At least that’s what the internet would have you believe.
The internet is, of course, wrong. Sony has consistently released games of varying sizes for the portable PlayStation, whether it’s the recent (and brilliant) Soul Sacrifice or more understated but just as enjoyable titles like Guacamelee.
The PS Vita compliments all types of gaming, and Velocity Ultra fits perfectly into the on-the-go side of things.
As a new an improved version of the PSN Mini that everyone raved about last year, Velocity Ultra is the definitive version. But not because of its fancy graphics; simply because of the platform it is on.
It’s a top-down side-scrolling shooter, but with less of the shooter and more in the way of puzzles.
Initially you’ll follow corridors as you try and overcome the challenge of finishing a level quickly while collecting the level’s allotment of survivors, represented here by blue ellipses.
And initially it’s fairly easy, but fret not – Velocity Ultra more than provides the necessary challenge these games must very early into the game’s set of levels.
In many ways it’s more memory game than dexterity tester. Later challenges will see you hovering back and forth through the map to activate switches in a particular order.
Sure you can finish the level like this with ease, but can you do so quickly? This requires a heavy dose of mind-mapping each level before you’ll know how best to grab every survivor, destroy every enemy and do so in a super fast time.
That’s where Velocity Ultra excels, and if you don’t enjoy games that test your ability to improve at the same thing over and over again, you likely won’t enjoy this.
But those of us who do will have a real treat. It’s perfectly suited to the PS Vita as well. Whether it’s just completing a level or repeating the same one until you’ve mastered it, Velocity Ultra is perfect for both picking up on the bus or never putting down when at home.
Give it the chance and it can absorb your life.
But at the same time there are a few control concerns.
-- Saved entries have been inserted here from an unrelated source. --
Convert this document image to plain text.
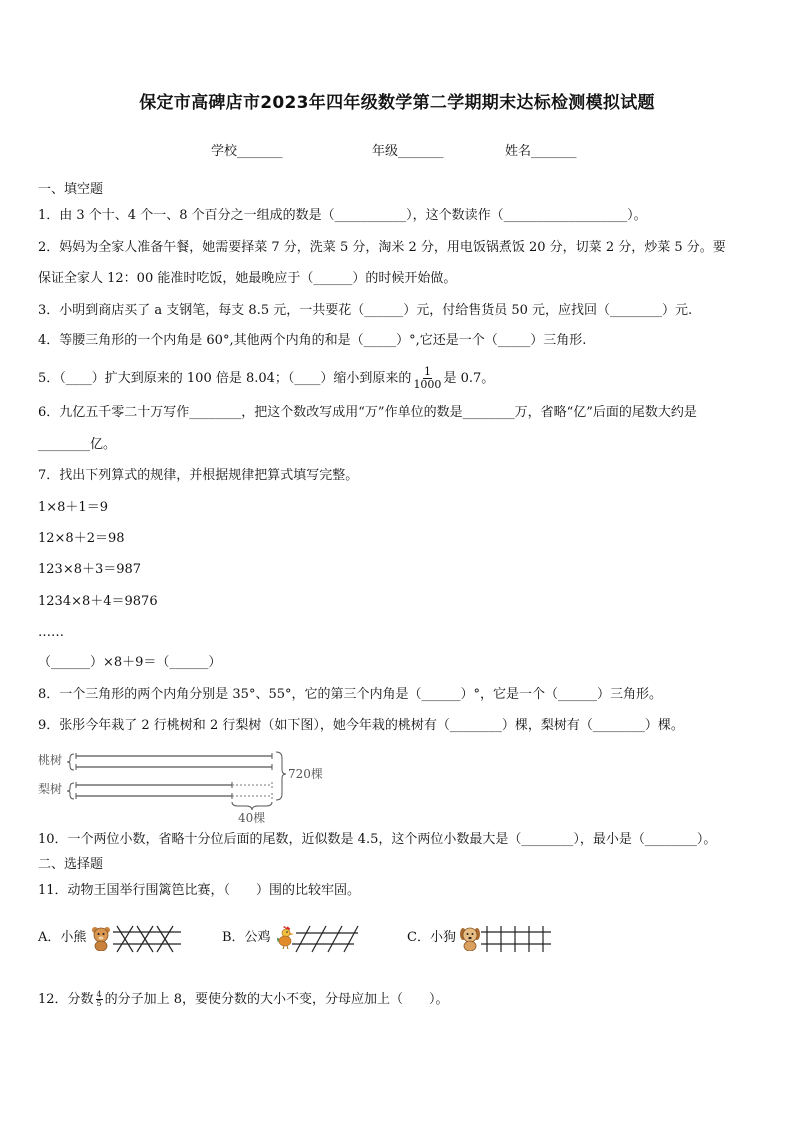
保定市高碑店市2023年四年级数学第二学期期末达标检测模拟试题
学校_______	年级_______	姓名_______
一、填空题
1．由 3 个十、4 个一、8 个百分之一组成的数是（___________），这个数读作（___________________）。
2．妈妈为全家人准备午餐，她需要择菜 7 分，洗菜 5 分，淘米 2 分，用电饭锅煮饭 20 分，切菜 2 分，炒菜 5 分。要
保证全家人 12：00 能准时吃饭，她最晚应于（______）的时候开始做。
3．小明到商店买了 a 支钢笔，每支 8.5 元，一共要花（______）元，付给售货员 50 元，应找回（________）元.
4．等腰三角形的一个内角是 60°,其他两个内角的和是（_____）°,它还是一个（_____）三角形.
5．（____）扩大到原来的 100 倍是 8.04；（____）缩小到原来的 $\frac{1}{1000}$ 是 0.7。
6．九亿五千零二十万写作________，把这个数改写成用“万”作单位的数是________万，省略“亿”后面的尾数大约是
________亿。
7．找出下列算式的规律，并根据规律把算式填写完整。
1×8＋1＝9
12×8＋2＝98
123×8＋3＝987
1234×8＋4＝9876
……
（______）×8＋9＝（______）
8．一个三角形的两个内角分别是 35°、55°，它的第三个内角是（______）°，它是一个（______）三角形。
9．张彤今年栽了 2 行桃树和 2 行梨树（如下图），她今年栽的桃树有（________）棵，梨树有（________）棵。
桃树
梨树
720棵
40棵
10．一个两位小数，省略十分位后面的尾数，近似数是 4.5，这个两位小数最大是（________），最小是（________）。
二、选择题
11．动物王国举行围篱笆比赛，（　　）围的比较牢固。
A．小熊	B．公鸡	C．小狗
12．分数 $\frac{4}{5}$ 的分子加上 8，要使分数的大小不变，分母应加上（　　）。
The teleport function – a feature that is fairly original in the genre and the crux of Velocity Ultra’s gameplay – isn’t always perfect.
Though the fault could easily be placed on you, sometimes the teleport function fails to teleport due to a misplaced marker.
There’s no simple method to opt for – beyond just tapping where you want to teleport to – so having to direct a crosshair across the screen is your best option.
It’s especially bothersome in later levels where precision is a must and can become a little finicky.
Additionally you’ll unlock the ability to place a respawn marker, a location that you can return at any point after bringing up the map. This is a necessary part of the game in later levels, where the challenge is puzzle-based rather than reflex-based.
But using it can be a bit of a pain. It’s not always clear which of the multiple respawn points you have selected – and even when you think it is you’re probably mistaken.
Often this will result in randomly teleporting to an incorrect location and though it’s easy enough to rectify, it can add seconds to your overall time that could be the reason you fail to earn perfection.
As slight a criticism this is, it does become a nuisance. Often it’ll force you to restart, even when so much that went before it had been super smooth. And that’s a pain in the arse.
But nonetheless, Velocity Ultra proves that as much as PS Vita can play – and is worth getting for – high budget games like Soul Sacrifice, a handheld games console is just as valuable for smaller experiences.
Velocity Ultra is slick, it’s fast and it’s a lot of fun, but best of all it can be played for five minutes or five hours. You don’t need 3D graphics, immersive worlds or complex storylines for the PS Vita, you need gameplay that is fun to play at any point of the day and Velocity Ultra provides that by the ship-load.